Summary of selected projects :

  • An antibiotic to treat Acute myeloid leukemia
    Acute myeloid leukemia (AML) kills over 1,000 people every year in Canada. Although effectively treatable with a chemotherapy drug, venetoclax, this aggressive cancer quickly stops responding to the drug, allowing the disease to return after only few months. As a tetracycline analogue, doxycycline is an off-patent antibiotic generally used to treat bacterial infections. Using doxycycline on AML patients could counter cancer cell resistance to venetoclax. Conducted by Steven Chan and his team at the University Health Network in Toronto, this project aims at assessing this new therapeutic option which combines two drugs to improve our chances at beating AML.
  • Improving immunotherapy using bicalutamide
    Bladder cancer is the 5th most common cancer in North America. It affects men 3 to 4 times more frequently than women, and it was shown that male sex hormones (androgens) could explain this imbalance. More recently, a newer form of immunotherapy led to significant success for the treatment of metastatic bladder tumors, although only effective for some patients. Enzalutamide, a drug which blocks the action of androgens, can improve the efficacy of these immunotherapies in males. Conducted by Yves Fradet and his team at Université Laval in Quebec City, this project aims to test the possibility of replacing enzalutamide with bicalutamide - a similar but older drug that is more accessible and much less expensive - in order to improve the efficacy of bladder cancer immunotherapy.
  • Allergy drugs that kill cancer cells
    In chronic lymphocytic leukemia or CLL - the most common form of adult leukemia - patients eventually develop resistance to their chemotherapy and die from the disease. At CancerCare Manitoba, Spencer Gibson and his team, discovered that antihistamines (seasonal allergy drugs) target and kill cancer cells without affecting healthy cells. This project aims to understand how these antihistamines are working, and investigate if they will be effective in patients that have developed resistance to their current chemotherapy.

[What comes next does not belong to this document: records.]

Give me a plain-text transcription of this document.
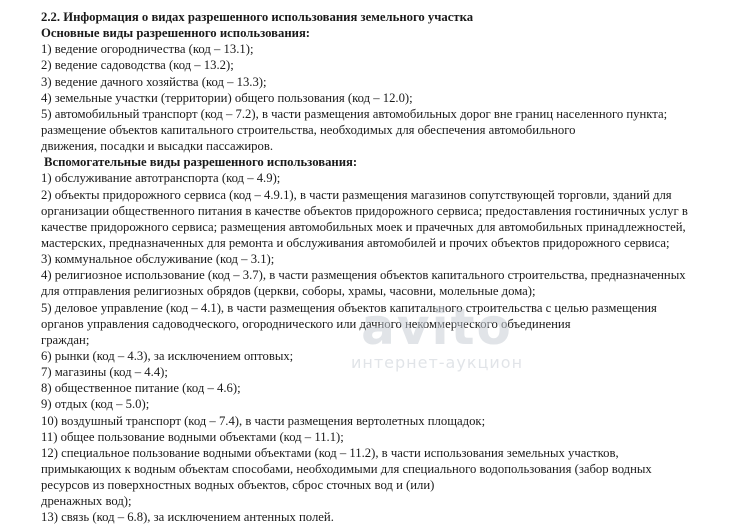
2.2. Информация о видах разрешенного использования земельного участка
Основные виды разрешенного использования:
1) ведение огородничества (код – 13.1);
2) ведение садоводства (код – 13.2);
3) ведение дачного хозяйства (код – 13.3);
4) земельные участки (территории) общего пользования (код – 12.0);
5) автомобильный транспорт (код – 7.2), в части размещения автомобильных дорог вне границ населенного пункта;
размещение объектов капитального строительства, необходимых для обеспечения автомобильного
движения, посадки и высадки пассажиров.
Вспомогательные виды разрешенного использования:
1) обслуживание автотранспорта (код – 4.9);
2) объекты придорожного сервиса (код – 4.9.1), в части размещения магазинов сопутствующей торговли, зданий для
организации общественного питания в качестве объектов придорожного сервиса; предоставления гостиничных услуг в
качестве придорожного сервиса; размещения автомобильных моек и прачечных для автомобильных принадлежностей,
мастерских, предназначенных для ремонта и обслуживания автомобилей и прочих объектов придорожного сервиса;
3) коммунальное обслуживание (код – 3.1);
4) религиозное использование (код – 3.7), в части размещения объектов капитального строительства, предназначенных
для отправления религиозных обрядов (церкви, соборы, храмы, часовни, молельные дома);
5) деловое управление (код – 4.1), в части размещения объектов капитального строительства с целью размещения
органов управления садоводческого, огороднического или дачного некоммерческого объединения
граждан;
6) рынки (код – 4.3), за исключением оптовых;
7) магазины (код – 4.4);
8) общественное питание (код – 4.6);
9) отдых (код – 5.0);
10) воздушный транспорт (код – 7.4), в части размещения вертолетных площадок;
11) общее пользование водными объектами (код – 11.1);
12) специальное пользование водными объектами (код – 11.2), в части использования земельных участков,
примыкающих к водным объектам способами, необходимыми для специального водопользования (забор водных
ресурсов из поверхностных водных объектов, сброс сточных вод и (или)
дренажных вод);
13) связь (код – 6.8), за исключением антенных полей.
avito
интернет-аукцион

  • Fighting cancer with heart failure drugs
    A class of drugs used for heart failure treatment have been known to protect patients with heart failure from cancer by reducing cancer rate and mortality. At CHU Sainte-Justine in Montreal, Noël Raynal and his team have managed to understand how these drugs target cancer cells and for which cancers they should be repurposed. To bring this exciting repurposing program to clinical trials, the team will demonstrate the efficacy of these drugs in vivo.
  • Counteracting bone degradation caused by breast cancer metastases
    The presence of metastases in the bones is lethal, usually after a long and painful illness. Therefore, it is essential to find treatments to improve the patients’ living conditions. Carrie Shemanko and her team at University of Calgary will assess all approved existing drugs to identify those able to reduce bone degradation caused by breast cancer metastases. The most promising drugs will be tested using human bones and identified for different cancer types. The most effective drug will be singled out and tested in a preclinical model.

The Cancer Research Society is the first organization in Canada, which seeks to systematically explore and implement the untapped potential of existing medication for the treatment of cancer. Of the roughly 1,500 drugs already approved for treating various human diseases, several have shown themselves able to reduce the risk of developing a particular cancer, to halt the progression of tumour cells or to reduce the number of relapses.